AI Article Synopsis

  • Bio-spinterfaces enable the study of spintronics in biomolecules attached to magnetic electrodes, but creating stable interfaces is challenging due to biomolecule sensitivity during fabrication.
  • The chirality-induced spin-selectivity effect shows that specific electron spins can pass through chiral molecules, which is a key concept in understanding spintronics.
  • This study explores the use of the Ustilago maydis Rvb2 protein to demonstrate spin-selective electron transmission with 30% spin polarization, suggesting biomolecules can be integrated into electronic devices without costly fabrication methods, opening avenues for biomedical applications.

Article Abstract

Bio-spinterfaces present numerous opportunities to study spintronics across the biomolecules attached to (ferro)magnetic electrodes. While it offers various exciting phenomena to investigate, it is simultaneously challenging to make stable bio-spinterfaces as biomolecules are sensitive to many factors that it encounters during thin-film growth to device fabrication. The chirality-induced spin-selectivity effect is an exciting discovery, demonstrating an understanding that a specific electron's spin (either up or down) passes through a chiral molecule. The present work utilizes Ustilago maydis Rvb2 protein, an ATP-dependent DNA helicase (also known as Reptin), to fabricate bio-spintronic devices to investigate spin-selective electron transport through the protein.
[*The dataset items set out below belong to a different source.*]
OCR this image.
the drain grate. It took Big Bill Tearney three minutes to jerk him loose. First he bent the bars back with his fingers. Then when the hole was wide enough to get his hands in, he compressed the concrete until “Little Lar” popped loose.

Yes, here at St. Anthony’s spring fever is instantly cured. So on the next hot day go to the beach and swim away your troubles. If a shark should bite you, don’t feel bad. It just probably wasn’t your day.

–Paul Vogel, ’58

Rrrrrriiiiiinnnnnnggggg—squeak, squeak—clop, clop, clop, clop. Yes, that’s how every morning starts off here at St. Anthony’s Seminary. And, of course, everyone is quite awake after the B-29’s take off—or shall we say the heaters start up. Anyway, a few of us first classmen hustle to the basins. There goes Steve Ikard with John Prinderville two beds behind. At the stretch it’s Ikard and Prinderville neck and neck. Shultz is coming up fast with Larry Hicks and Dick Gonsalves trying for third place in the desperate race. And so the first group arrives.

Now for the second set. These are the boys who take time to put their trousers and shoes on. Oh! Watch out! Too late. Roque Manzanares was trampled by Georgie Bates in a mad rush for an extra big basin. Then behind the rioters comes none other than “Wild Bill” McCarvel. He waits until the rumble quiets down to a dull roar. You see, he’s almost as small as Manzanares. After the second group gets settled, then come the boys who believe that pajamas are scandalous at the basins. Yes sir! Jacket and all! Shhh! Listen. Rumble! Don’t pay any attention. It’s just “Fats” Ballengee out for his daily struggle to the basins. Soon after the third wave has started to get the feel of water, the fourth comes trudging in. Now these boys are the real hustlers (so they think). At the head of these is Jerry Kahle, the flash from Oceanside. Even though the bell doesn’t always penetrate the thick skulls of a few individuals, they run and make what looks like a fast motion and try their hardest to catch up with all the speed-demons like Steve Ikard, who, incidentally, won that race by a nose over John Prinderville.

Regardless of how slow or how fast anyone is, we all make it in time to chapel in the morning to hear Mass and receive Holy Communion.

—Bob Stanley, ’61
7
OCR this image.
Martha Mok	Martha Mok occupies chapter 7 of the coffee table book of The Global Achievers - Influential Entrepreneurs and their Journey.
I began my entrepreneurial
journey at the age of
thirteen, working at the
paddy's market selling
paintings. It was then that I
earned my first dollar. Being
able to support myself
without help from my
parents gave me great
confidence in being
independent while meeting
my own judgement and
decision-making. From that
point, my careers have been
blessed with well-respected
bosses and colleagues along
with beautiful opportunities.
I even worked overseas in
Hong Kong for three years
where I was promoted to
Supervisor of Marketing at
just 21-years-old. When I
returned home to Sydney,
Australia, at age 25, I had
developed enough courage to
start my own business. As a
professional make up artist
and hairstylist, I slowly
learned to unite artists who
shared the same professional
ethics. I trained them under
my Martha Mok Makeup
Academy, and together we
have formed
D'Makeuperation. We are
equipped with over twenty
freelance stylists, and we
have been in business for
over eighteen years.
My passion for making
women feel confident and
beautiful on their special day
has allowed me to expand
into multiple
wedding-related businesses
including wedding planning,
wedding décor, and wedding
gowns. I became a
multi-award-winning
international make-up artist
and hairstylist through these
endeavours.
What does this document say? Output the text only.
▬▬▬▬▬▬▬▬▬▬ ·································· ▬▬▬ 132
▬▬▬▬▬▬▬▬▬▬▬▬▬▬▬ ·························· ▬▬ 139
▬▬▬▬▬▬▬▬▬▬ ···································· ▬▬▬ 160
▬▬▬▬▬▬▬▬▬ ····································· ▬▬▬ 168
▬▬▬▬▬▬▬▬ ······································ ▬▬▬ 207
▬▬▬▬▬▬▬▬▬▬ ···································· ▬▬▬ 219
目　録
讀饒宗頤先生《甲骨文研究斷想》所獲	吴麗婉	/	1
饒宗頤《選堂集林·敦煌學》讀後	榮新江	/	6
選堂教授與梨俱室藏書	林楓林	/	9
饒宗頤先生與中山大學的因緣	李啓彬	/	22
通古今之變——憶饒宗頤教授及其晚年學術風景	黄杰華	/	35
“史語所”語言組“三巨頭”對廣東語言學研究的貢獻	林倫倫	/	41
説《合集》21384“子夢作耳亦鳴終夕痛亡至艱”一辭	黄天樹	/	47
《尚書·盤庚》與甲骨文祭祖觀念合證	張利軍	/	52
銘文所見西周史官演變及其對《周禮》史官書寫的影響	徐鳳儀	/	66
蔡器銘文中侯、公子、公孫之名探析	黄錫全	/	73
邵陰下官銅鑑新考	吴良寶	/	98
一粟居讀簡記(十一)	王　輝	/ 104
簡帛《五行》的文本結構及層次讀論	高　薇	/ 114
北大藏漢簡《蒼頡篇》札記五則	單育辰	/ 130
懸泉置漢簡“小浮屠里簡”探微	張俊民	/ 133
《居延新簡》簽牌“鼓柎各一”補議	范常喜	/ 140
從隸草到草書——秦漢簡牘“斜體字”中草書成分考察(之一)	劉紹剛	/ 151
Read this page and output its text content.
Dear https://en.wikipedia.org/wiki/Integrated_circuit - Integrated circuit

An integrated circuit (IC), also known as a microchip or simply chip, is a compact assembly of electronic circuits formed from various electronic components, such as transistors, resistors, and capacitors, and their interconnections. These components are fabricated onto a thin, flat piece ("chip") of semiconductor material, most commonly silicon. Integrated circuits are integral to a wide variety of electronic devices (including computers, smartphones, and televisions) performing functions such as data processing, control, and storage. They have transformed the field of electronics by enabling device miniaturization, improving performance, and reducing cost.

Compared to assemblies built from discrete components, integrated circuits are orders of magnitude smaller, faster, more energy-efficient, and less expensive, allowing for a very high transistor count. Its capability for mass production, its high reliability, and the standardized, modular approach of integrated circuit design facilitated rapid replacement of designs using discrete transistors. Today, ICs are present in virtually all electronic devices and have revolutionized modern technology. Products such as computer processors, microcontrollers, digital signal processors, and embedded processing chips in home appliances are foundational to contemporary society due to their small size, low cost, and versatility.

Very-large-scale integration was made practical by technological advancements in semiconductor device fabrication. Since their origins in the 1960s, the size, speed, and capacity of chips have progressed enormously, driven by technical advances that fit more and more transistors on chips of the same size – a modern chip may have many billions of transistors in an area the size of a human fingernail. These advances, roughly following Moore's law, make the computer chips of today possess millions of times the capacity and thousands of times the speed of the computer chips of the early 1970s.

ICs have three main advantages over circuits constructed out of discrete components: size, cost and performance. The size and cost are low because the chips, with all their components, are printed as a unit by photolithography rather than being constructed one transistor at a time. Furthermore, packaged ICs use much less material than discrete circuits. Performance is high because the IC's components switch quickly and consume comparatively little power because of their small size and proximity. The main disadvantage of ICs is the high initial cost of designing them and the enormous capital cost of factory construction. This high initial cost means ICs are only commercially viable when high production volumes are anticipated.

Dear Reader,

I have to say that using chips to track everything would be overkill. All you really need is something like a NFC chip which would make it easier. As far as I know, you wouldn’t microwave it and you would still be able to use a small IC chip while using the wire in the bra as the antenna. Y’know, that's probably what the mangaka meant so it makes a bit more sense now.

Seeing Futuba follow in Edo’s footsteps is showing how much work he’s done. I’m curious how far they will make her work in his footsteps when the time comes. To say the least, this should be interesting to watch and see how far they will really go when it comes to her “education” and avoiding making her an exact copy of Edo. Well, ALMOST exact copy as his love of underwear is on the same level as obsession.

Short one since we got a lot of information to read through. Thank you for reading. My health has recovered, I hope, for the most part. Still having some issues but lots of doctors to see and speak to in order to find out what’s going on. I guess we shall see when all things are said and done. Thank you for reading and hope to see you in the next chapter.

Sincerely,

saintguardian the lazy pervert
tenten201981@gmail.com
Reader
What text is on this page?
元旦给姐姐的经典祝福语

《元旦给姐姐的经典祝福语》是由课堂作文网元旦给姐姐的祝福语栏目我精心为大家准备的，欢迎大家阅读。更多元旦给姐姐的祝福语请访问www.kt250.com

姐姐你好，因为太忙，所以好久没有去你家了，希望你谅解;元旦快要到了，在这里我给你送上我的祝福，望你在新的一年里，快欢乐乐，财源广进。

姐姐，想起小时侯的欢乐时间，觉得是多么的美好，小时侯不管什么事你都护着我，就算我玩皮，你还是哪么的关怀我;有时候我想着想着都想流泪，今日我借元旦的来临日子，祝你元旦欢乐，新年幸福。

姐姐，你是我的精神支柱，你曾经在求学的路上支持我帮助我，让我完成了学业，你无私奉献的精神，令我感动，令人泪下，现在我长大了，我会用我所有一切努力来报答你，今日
Ferromagnetic materials are well-known for exhibiting spin-polarization, which many chiral and biomolecules can mimic. We report herein spin-selective electron transmission through Rvb2 that exhibits 30% spin polarization at a low bias (+0.5 V) in a device configuration, Ni/Rvb2 protein/indium tin oxide measured under two different magnetic configurations. Our findings demonstrate that biomolecules can be put in circuit components without any expensive vacuum deposition for the top contact. The present study holds a remarkable potential to advance spin-selective electron transport in other biomolecules, such as proteins and peptides, for biomedical applications.